The stability and reproducibility of PMO/CPE were the measures to estimate the sensing performance of the developed electrode. RSD of Ipa was obtained 4.16% which indicates that the developed electrode is having acceptable reproducibility for the obtained result. This also shows that the no fouling of the electrode surface. The operational stability of the PMO/CPE remained 99% of initial current with continues running even after 20 cycles. This indicates that the electrode having good stability.

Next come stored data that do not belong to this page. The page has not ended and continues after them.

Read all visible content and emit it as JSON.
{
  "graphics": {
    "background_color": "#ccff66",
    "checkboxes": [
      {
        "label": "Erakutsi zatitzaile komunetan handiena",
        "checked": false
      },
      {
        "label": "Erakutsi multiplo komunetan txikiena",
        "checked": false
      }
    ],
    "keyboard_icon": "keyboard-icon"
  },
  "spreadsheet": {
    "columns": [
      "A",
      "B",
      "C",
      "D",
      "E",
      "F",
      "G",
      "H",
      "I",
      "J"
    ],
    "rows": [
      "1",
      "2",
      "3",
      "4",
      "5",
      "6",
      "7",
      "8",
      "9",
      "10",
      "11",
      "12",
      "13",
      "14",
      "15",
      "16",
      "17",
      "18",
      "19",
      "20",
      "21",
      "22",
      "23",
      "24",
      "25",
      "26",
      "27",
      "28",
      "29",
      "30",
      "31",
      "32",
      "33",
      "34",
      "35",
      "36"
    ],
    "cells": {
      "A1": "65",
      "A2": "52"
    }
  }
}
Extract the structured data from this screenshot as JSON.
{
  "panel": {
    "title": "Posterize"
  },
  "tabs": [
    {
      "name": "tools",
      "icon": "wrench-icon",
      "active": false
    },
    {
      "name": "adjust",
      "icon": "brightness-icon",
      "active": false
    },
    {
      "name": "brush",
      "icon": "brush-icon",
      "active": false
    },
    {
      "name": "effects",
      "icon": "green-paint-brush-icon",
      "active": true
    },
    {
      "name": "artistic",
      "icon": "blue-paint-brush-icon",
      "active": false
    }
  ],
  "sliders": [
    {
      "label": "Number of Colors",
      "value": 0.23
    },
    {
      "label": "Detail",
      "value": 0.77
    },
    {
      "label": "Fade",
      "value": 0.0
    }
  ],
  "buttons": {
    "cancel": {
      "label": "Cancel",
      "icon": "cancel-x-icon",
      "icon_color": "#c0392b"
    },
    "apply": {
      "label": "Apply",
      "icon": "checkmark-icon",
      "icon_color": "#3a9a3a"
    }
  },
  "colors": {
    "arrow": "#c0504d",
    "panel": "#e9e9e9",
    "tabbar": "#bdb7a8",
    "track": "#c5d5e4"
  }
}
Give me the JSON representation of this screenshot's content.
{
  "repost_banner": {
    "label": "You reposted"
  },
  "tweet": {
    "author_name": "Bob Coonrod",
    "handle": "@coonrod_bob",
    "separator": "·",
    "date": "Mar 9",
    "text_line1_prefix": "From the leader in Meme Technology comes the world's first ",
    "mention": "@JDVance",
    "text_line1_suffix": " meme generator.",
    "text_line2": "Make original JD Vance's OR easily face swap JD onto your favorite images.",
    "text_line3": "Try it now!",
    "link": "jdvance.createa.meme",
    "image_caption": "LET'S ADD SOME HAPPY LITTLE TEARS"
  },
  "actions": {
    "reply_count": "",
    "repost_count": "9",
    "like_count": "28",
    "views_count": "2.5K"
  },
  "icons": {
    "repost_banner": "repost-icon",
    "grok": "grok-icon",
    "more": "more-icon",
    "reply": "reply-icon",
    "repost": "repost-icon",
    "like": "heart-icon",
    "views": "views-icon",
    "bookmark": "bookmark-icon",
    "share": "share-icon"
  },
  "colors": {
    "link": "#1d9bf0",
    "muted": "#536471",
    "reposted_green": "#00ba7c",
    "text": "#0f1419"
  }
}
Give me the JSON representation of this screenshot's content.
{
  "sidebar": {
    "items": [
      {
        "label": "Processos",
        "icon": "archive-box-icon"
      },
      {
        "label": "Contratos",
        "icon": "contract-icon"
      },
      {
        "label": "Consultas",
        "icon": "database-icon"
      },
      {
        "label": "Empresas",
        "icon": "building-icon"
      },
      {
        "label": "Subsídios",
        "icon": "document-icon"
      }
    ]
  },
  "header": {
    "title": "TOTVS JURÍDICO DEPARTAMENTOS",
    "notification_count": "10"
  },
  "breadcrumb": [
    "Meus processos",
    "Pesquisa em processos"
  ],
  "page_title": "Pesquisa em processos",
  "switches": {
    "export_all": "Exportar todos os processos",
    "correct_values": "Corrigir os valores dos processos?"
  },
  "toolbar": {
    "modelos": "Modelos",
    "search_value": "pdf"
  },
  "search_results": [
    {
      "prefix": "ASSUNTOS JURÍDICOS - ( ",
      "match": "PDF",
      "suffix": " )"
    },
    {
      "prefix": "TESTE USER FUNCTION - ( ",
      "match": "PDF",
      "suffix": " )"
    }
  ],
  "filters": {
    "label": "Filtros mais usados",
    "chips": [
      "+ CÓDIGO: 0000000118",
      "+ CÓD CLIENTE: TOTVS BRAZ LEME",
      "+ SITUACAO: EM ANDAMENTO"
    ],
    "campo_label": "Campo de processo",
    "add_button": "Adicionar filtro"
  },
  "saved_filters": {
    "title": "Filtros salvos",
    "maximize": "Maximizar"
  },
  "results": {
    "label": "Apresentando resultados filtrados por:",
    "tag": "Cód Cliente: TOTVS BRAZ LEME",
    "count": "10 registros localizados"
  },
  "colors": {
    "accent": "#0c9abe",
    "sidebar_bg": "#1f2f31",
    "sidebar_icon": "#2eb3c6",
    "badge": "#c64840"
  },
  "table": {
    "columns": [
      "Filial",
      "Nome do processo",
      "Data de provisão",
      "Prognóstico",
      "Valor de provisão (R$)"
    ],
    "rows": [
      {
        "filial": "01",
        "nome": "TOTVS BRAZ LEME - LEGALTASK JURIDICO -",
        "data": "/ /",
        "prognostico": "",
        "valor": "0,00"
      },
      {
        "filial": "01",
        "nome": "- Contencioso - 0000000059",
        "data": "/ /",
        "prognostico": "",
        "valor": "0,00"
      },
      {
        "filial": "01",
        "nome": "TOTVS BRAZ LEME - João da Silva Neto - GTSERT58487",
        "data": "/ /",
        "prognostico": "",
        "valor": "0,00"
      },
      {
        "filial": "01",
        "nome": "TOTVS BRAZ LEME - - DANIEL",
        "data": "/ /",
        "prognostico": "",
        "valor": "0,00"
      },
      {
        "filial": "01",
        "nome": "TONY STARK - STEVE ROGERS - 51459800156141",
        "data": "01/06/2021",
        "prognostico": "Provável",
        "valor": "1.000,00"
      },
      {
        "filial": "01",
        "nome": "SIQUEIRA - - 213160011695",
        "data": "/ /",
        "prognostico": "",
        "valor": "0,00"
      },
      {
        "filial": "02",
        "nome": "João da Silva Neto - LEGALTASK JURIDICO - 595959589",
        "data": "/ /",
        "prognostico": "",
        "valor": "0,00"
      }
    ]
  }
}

This work demonstrates the ability of PMO/CPE for the electrochemical determination of CA. The best response of the sensor was achieved in 0.2 M PBS pH 3.0. The oxidation peak current of CA was proportional to the concentration range from 1×10-5 to 5×10-5, and 6×10-5 to 1.5×10-4 M with the low detection limit of 5.7×10-7 M. Moreover, modified electrode shows excellent stability and reproducibility.
We gratefully acknowledge the financial support (KFIST) from the VGST, Bangalore under Research Project. No. KSTePS / VGSTKFIST (L1) 2016-2017/GRD- 559/2017-18/126/333, 21/11/2017.